I've recently been thinking about entire functions and the Weierstrass factorisation theorem and it got me thinking about the cardinality of the set of entire functions. Clearly $e^{cz}$ is entire, for all $c \in \mathbb{C}$, so the cardinality of the set of entire functions is at least that of the continuum.
I thought that the set of entire functions would have a cardinality exceeding that of the continuum, but I have what I think is a proof to the contrary, though I feel like I'm missing something.
Let $f$ be an entire function and let $g$ be the restriction of $f$ to the open unit disk.

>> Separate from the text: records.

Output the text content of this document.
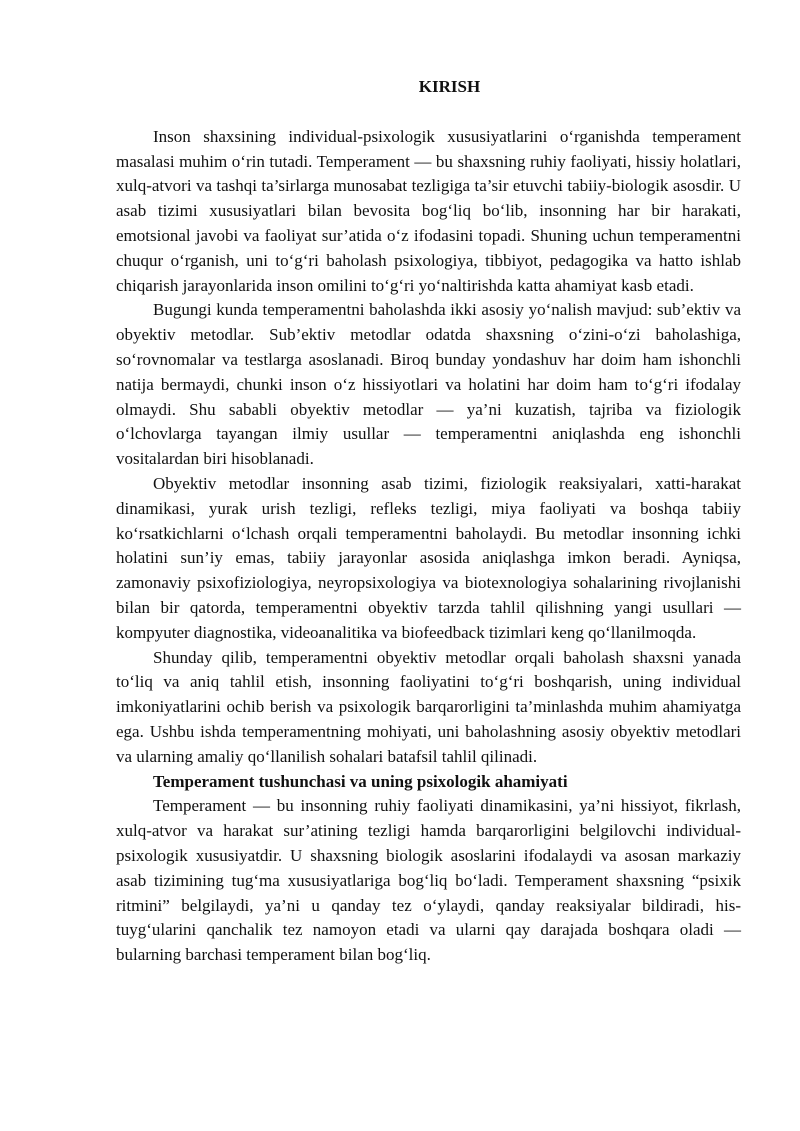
KIRISH

Inson shaxsining individual-psixologik xususiyatlarini o‘rganishda temperament masalasi muhim o‘rin tutadi. Temperament — bu shaxsning ruhiy faoliyati, hissiy holatlari, xulq-atvori va tashqi ta’sirlarga munosabat tezligiga ta’sir etuvchi tabiiy-biologik asosdir. U asab tizimi xususiyatlari bilan bevosita bog‘liq bo‘lib, insonning har bir harakati, emotsional javobi va faoliyat sur’atida o‘z ifodasini topadi. Shuning uchun temperamentni chuqur o‘rganish, uni to‘g‘ri baholash psixologiya, tibbiyot, pedagogika va hatto ishlab chiqarish jarayonlarida inson omilini to‘g‘ri yo‘naltirishda katta ahamiyat kasb etadi.

Bugungi kunda temperamentni baholashda ikki asosiy yo‘nalish mavjud: sub’ektiv va obyektiv metodlar. Sub’ektiv metodlar odatda shaxsning o‘zini-o‘zi baholashiga, so‘rovnomalar va testlarga asoslanadi. Biroq bunday yondashuv har doim ham ishonchli natija bermaydi, chunki inson o‘z hissiyotlari va holatini har doim ham to‘g‘ri ifodalay olmaydi. Shu sababli obyektiv metodlar — ya’ni kuzatish, tajriba va fiziologik o‘lchovlarga tayangan ilmiy usullar — temperamentni aniqlashda eng ishonchli vositalardan biri hisoblanadi.

Obyektiv metodlar insonning asab tizimi, fiziologik reaksiyalari, xatti-harakat dinamikasi, yurak urish tezligi, refleks tezligi, miya faoliyati va boshqa tabiiy ko‘rsatkichlarni o‘lchash orqali temperamentni baholaydi. Bu metodlar insonning ichki holatini sun’iy emas, tabiiy jarayonlar asosida aniqlashga imkon beradi. Ayniqsa, zamonaviy psixofiziologiya, neyropsixologiya va biotexnologiya sohalarining rivojlanishi bilan bir qatorda, temperamentni obyektiv tarzda tahlil qilishning yangi usullari — kompyuter diagnostika, videoanalitika va biofeedback tizimlari keng qo‘llanilmoqda.

Shunday qilib, temperamentni obyektiv metodlar orqali baholash shaxsni yanada to‘liq va aniq tahlil etish, insonning faoliyatini to‘g‘ri boshqarish, uning individual imkoniyatlarini ochib berish va psixologik barqarorligini ta’minlashda muhim ahamiyatga ega. Ushbu ishda temperamentning mohiyati, uni baholashning asosiy obyektiv metodlari va ularning amaliy qo‘llanilish sohalari batafsil tahlil qilinadi.

Temperament tushunchasi va uning psixologik ahamiyati

Temperament — bu insonning ruhiy faoliyati dinamikasini, ya’ni hissiyot, fikrlash, xulq-atvor va harakat sur’atining tezligi hamda barqarorligini belgilovchi individual-psixologik xususiyatdir. U shaxsning biologik asoslarini ifodalaydi va asosan markaziy asab tizimining tug‘ma xususiyatlariga bog‘liq bo‘ladi. Temperament shaxsning “psixik ritmini” belgilaydi, ya’ni u qanday tez o‘ylaydi, qanday reaksiyalar bildiradi, his-tuyg‘ularini qanchalik tez namoyon etadi va ularni qay darajada boshqara oladi — bularning barchasi temperament bilan bog‘liq.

Then $f$ is an analytic continuation of $g$ and by uniqueness of analytic continuations, $f$ is uniquely determined by $g$. But $f$ is holomorphic, so by the Cauchy integral formula, $g$ is completely determined by $f$ on the unit circle. Therefore $f$ is completely determined by its values on the unit circle.
If we let $h: \mathbb{R} \rightarrow \mathbb{C}$ be the polar parameterisation of $f$ on the unit circle, then since $f$ is holomorphic, $\text{Re}(h(z))$ and $\text{Im}(h(z))$ are (periodic) real continuous functions and $f$ is completely specified by them. But real continuous functions are uniquely specified by their values on the rationals, so the cardinality of the set of real continuous functions is that of the continuum. Therefore the set of entire functions also has the cardinality of the continuum.
Am I missing something? I feel like entire functions aren't uniquely determined by a pair of real continuous functions, but I don't see the gap in my reasoning.
Your argument looks good to me. Alternatively you can use that an entire function is uniquely determined by its Taylor coefficients. That gives an injective mapping from the set of entire functions to the set $\Bbb C^{\Bbb N}$, and that has the cardinality of $\Bbb R$ (one can use a similar argument as in cardinality of all real sequences).